Mother of consumerism Esther Peterson: Nutritional labeling, open dating, unit pricing among her contributions.

December 24, 1997

"SHE HAD A velvet hammer." That's how Esther Peterson was described by a daughter of Lyndon Johnson, the president who made her the first White House adviser on consumer affairs. It was a fitting description of the Washington resident, who died last weekend at 91.

Another apt way to view Ms. Peterson would be "mother of the consumerism movement." Only crusader Ralph Nader has done as much to awaken the public to defective and unsafe products and misleading business practices. She did it mainly through educational campaigns and in a less confrontational way.

Back in the 1930s, she organized a successful -- and genteel -- strike among women sewing aprons at home who were upset by a new company policy that would have made the work more difficult and time-consuming without an increase in wages. She was still active in the 1990s at the United Nations for the Clinton administration.

But she will be remembered in the Baltimore-Washington region primarily as the tireless, high-profile consumer voice of Giant Food Inc. One of her most frequently promoted lines: "You have a right to be informed."

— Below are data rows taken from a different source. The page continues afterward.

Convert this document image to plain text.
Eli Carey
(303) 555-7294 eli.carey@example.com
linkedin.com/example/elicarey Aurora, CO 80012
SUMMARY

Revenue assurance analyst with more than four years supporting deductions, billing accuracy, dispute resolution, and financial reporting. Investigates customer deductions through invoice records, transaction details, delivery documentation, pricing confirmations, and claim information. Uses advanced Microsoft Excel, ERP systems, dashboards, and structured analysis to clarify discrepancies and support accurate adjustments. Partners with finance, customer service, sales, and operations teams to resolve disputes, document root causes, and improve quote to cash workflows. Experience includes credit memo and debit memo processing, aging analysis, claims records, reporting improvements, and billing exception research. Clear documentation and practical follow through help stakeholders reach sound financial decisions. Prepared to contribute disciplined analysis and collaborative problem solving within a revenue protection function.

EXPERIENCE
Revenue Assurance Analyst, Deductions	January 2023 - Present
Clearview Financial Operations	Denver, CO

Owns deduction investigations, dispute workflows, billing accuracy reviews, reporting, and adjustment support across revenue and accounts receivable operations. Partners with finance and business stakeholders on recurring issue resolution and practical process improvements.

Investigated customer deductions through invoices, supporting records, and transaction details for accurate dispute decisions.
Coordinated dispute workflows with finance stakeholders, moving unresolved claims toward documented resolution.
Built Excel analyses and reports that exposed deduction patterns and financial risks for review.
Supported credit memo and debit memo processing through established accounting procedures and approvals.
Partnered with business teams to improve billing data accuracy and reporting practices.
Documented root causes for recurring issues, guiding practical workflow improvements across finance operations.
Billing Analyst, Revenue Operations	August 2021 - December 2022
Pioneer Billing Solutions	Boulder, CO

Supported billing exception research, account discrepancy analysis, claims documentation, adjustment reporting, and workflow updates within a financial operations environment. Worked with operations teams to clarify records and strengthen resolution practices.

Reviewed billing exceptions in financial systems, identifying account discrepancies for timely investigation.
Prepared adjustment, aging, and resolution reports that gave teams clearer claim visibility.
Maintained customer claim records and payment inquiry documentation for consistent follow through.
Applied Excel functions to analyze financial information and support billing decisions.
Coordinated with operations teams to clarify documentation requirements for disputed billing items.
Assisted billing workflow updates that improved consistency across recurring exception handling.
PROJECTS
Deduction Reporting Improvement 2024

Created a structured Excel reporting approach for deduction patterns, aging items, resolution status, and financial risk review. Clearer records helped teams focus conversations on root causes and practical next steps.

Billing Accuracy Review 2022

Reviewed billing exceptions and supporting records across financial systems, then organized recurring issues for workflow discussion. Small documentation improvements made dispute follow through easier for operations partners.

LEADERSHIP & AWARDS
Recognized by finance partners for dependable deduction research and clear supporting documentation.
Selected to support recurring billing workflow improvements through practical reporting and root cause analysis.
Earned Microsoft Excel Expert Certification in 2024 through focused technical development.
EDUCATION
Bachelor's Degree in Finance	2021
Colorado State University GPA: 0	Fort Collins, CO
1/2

Her many TV commercials touting smart shopping made her a celebrity on her frequent visits to Giant stores. She persuaded Giant to take the lead in unit pricing of shelf items; nutritional labeling of private-brand food; open dating of products that customers could easily decipher, and lots of free material on ways to be a health-conscious and wise shopper.

In all, Ms. Peterson served under four presidents, two as White House consumer adviser. Her private career as a vice president for consumer affairs at Giant didn't begin until 1971, when she was 65. Little did we know that she would still be active 25 years later.